Frost’s book touches on dozens of people who had some small role in Game
Six, but the story is held together by that tenacious little kid from
South Central via South Dakota. The one whose team lost that great game,
fell behind 3-0 the next night, and still won a world championship. They
called him Captain Hook for his impatience with his pitchers, but his
use of the bullpen should be studied by every suits in a suite. And
after he won in 1975, he won in ’76, sweeping the Yankees, which to this
sixth grader was a gift from above. Sparky was the last manager to win
consecutive world championships in the NL and the only manager, period,
to win every game his team played in a single postseason—back in ’76 it
was 7-0, with a sweep of Philadelphia, too! It was the first World
Series with a designated hitter—he adjusted accordingly and inserted Dan
Driessen as the first DH in NL history, who was one of seven Reds
(Sparky used just nine hitters in the Series) to hit at least .300
against the Yankees.
Sparky Anderson could outmanage anyone this side of Gil Hodges. Even in
the 1973 NLCS, with Yogi Berra managing the Mets after Gil’s death,
Sparky’s team still won twice in its last at bat. Two of the Mets wins
came via blowout—and Sparky’s team did win the Pete Rose-Bud
Harrelson fight (with Anderson pulling his team off the field after the
whiskey bottle from the stands sailed past Rose's head). Two years later
when the Reds ran off with the NL West title, they did not fool around.

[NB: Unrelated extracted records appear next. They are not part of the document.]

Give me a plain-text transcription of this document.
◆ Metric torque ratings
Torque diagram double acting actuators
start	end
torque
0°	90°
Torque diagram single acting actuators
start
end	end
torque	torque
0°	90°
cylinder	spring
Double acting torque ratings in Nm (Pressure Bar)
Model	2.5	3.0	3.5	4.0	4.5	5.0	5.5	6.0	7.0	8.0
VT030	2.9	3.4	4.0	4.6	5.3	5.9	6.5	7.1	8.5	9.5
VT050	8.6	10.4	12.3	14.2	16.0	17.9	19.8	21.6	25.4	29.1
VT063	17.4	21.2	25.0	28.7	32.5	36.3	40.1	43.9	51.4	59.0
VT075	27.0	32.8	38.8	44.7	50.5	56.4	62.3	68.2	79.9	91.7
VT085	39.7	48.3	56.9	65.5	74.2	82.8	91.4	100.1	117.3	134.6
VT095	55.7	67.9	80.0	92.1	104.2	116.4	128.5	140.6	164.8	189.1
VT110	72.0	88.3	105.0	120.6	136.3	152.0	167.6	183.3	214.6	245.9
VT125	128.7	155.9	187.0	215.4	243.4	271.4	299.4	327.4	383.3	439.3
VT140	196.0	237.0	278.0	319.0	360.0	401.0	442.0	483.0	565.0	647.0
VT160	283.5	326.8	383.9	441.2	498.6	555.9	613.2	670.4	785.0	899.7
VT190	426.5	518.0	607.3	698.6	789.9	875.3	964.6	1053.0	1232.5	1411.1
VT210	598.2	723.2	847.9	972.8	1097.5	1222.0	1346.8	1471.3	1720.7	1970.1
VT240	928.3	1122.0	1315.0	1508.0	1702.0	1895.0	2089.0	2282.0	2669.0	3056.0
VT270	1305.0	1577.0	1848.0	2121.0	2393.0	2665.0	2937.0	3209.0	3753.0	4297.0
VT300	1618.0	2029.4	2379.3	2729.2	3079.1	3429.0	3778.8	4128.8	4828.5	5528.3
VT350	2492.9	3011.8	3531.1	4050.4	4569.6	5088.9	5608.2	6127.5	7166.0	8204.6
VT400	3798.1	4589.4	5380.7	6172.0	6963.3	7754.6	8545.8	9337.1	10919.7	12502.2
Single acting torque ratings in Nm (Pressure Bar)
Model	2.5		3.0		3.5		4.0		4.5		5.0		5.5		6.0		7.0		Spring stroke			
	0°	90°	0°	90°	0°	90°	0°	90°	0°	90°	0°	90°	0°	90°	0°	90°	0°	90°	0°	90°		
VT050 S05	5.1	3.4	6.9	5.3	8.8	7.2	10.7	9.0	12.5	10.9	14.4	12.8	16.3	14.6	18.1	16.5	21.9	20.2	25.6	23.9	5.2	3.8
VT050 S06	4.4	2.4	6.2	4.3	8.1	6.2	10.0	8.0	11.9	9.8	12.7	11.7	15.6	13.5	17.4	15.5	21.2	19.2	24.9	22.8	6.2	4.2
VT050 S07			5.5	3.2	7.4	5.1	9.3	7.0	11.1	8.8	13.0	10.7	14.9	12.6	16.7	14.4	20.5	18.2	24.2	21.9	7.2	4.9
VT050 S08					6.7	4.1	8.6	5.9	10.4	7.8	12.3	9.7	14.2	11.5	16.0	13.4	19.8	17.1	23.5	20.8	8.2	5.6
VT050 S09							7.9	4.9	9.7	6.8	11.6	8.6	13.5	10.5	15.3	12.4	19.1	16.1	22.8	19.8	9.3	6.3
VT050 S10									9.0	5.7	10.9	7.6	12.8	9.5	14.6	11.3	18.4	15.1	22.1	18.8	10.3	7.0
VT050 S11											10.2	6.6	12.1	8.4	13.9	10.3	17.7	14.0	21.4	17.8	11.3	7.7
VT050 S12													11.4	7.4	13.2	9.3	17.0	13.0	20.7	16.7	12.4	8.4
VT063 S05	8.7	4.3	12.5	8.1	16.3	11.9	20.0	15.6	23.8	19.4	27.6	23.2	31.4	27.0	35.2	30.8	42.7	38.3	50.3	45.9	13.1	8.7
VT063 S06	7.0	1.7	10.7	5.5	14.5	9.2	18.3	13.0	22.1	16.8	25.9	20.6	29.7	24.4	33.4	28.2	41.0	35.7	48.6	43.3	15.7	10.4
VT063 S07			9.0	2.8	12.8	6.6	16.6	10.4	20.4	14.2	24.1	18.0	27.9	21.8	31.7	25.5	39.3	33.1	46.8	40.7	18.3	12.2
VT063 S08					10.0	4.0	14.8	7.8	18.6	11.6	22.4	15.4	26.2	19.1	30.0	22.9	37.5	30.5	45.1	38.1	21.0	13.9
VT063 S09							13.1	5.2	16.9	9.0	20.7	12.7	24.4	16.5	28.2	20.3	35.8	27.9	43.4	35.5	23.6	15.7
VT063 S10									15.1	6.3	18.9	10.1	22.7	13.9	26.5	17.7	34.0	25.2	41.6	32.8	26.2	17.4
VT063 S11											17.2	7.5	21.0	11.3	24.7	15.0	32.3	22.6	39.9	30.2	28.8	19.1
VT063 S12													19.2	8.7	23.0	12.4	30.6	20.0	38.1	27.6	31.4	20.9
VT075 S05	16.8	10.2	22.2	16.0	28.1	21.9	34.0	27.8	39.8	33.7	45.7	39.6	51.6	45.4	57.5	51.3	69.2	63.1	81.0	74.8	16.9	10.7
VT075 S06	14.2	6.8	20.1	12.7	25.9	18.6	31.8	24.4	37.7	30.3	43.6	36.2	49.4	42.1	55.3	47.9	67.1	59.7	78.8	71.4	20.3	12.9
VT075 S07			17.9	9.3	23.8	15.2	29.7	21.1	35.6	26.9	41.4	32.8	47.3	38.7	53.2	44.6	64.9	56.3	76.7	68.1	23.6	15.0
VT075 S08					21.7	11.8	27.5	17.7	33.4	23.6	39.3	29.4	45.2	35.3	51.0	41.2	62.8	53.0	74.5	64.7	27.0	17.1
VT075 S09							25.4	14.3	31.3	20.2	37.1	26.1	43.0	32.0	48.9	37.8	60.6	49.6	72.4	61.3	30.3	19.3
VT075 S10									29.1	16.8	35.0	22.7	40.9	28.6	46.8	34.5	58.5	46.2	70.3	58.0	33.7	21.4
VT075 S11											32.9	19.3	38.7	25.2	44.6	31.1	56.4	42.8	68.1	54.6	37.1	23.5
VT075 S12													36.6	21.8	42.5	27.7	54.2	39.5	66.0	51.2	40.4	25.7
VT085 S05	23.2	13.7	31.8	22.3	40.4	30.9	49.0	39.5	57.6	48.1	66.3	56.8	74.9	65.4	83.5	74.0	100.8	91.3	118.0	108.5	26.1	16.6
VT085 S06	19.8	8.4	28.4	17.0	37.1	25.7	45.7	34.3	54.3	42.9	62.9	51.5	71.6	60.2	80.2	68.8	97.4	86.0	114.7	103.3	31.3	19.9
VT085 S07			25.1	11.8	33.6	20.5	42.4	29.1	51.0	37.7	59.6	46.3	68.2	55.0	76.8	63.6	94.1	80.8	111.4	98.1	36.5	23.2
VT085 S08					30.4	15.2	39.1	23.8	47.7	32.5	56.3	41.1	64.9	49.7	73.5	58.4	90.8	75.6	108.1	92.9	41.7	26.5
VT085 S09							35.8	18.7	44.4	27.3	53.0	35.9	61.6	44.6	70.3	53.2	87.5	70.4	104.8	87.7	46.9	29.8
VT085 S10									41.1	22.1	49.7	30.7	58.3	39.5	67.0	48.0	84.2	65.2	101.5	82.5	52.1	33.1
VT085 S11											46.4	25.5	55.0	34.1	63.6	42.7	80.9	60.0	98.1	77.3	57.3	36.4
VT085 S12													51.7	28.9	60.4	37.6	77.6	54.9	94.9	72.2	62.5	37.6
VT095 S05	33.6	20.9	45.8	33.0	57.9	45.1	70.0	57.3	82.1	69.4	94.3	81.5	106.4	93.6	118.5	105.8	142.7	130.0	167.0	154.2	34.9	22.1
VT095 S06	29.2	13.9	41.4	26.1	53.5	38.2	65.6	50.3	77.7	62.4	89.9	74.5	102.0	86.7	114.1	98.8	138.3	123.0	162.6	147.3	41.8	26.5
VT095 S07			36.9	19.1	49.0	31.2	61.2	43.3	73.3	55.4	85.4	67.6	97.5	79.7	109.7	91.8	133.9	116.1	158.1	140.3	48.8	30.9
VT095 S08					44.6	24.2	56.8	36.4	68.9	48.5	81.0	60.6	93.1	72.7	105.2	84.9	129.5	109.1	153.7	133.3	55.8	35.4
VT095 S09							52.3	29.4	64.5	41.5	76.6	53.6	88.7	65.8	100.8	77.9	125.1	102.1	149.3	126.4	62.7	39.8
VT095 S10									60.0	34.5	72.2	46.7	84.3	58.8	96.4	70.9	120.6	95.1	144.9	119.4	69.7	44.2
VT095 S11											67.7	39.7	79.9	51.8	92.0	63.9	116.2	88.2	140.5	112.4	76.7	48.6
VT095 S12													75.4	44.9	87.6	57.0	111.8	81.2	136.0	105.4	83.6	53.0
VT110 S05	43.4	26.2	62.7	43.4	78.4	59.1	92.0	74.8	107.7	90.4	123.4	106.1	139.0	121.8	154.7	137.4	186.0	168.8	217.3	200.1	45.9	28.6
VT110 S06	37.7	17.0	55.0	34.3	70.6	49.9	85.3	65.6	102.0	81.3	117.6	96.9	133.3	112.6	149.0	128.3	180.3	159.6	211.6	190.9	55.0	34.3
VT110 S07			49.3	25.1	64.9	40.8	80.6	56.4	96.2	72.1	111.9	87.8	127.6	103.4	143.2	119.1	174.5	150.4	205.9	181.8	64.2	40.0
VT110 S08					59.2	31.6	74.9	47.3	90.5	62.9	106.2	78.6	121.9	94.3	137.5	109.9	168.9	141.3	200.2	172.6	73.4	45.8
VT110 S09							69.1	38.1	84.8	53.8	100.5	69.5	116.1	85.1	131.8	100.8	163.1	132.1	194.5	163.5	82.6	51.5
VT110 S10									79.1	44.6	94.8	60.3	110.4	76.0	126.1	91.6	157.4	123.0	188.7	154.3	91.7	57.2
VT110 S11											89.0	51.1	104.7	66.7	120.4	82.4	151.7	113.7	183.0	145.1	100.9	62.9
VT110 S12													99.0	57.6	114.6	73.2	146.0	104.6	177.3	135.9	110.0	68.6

The Reds, who had lost in the 1970 and 1972 World Series in addition to
the ’73 NLCS, blew through the Pirates and then beat the Red Sox in my
first World Series as a fan and still the one I measure each succeeding
October/November against. (And by way of parenthetical congratulations,
if Sparky had been his old self, he would have gone on at length about
the job Bruce Bochy did with the Giants. It’s been a long time coming,
Frisco. A great park—and take note Citi Field beancounters, a great
big park—and just enough offense to go with outstanding young
pitching to lasso a title after 56 years.)
They
talk about the 1970s Oakland A’s being eaten alive by free agency, but
theirs was a rapid dismantling; Cincinnati let its stars leave one by
one (though they began the dismantling in December of ’76 by shipping
the soul of the Big Red Machine, Tony Perez, plus the southpaw on the
mound for both world championship clinchings, Will McEnaney, to Montreal
for Woodie Fryman and Dale Murray). Like the Mets of that period, the
Reds refused to sign free agents (at least ones that mattered). They
kept George Foster for a few years, along with Dave Concepcion, and just
one of the three (plus asterisk*) Hall of Famers of 1975-76, Johnny
Bench. Everyone else left. Sparky was fired after 1978 when the Reds
didn’t win with Tom Seaver.
For a
year, 1984, Sparky made the Tigers a machine as well, becoming the first
manager to win a world championship in both leagues. He stole a division
title from Toronto as an encore in 1987, but after that the Tigers only
roared sporadically. I never made it past the not-so-special guest star
level in the press box, but putting aside all the BS, travel, and
cannibalism those beat guys dealt with, it would have been unspeakably
cool to sit in a dugout and listen to Sparky pontificate. He talked the
likes of Torey Luvullo into George Brett every spring, but Sparky was a
baseball man. A man who hit .218 playing every day as a rookie second
baseman for the the 1959 Phillies and then never played again in the
bigs. A man who won a pennant in his first season managing in the majors
and then won four more flags, along with 2,194 games, a .545 winning
percentage, and 10 seasons of 92 or more wins. A man who saw a baseball
lying on the ground and knew what to do with it.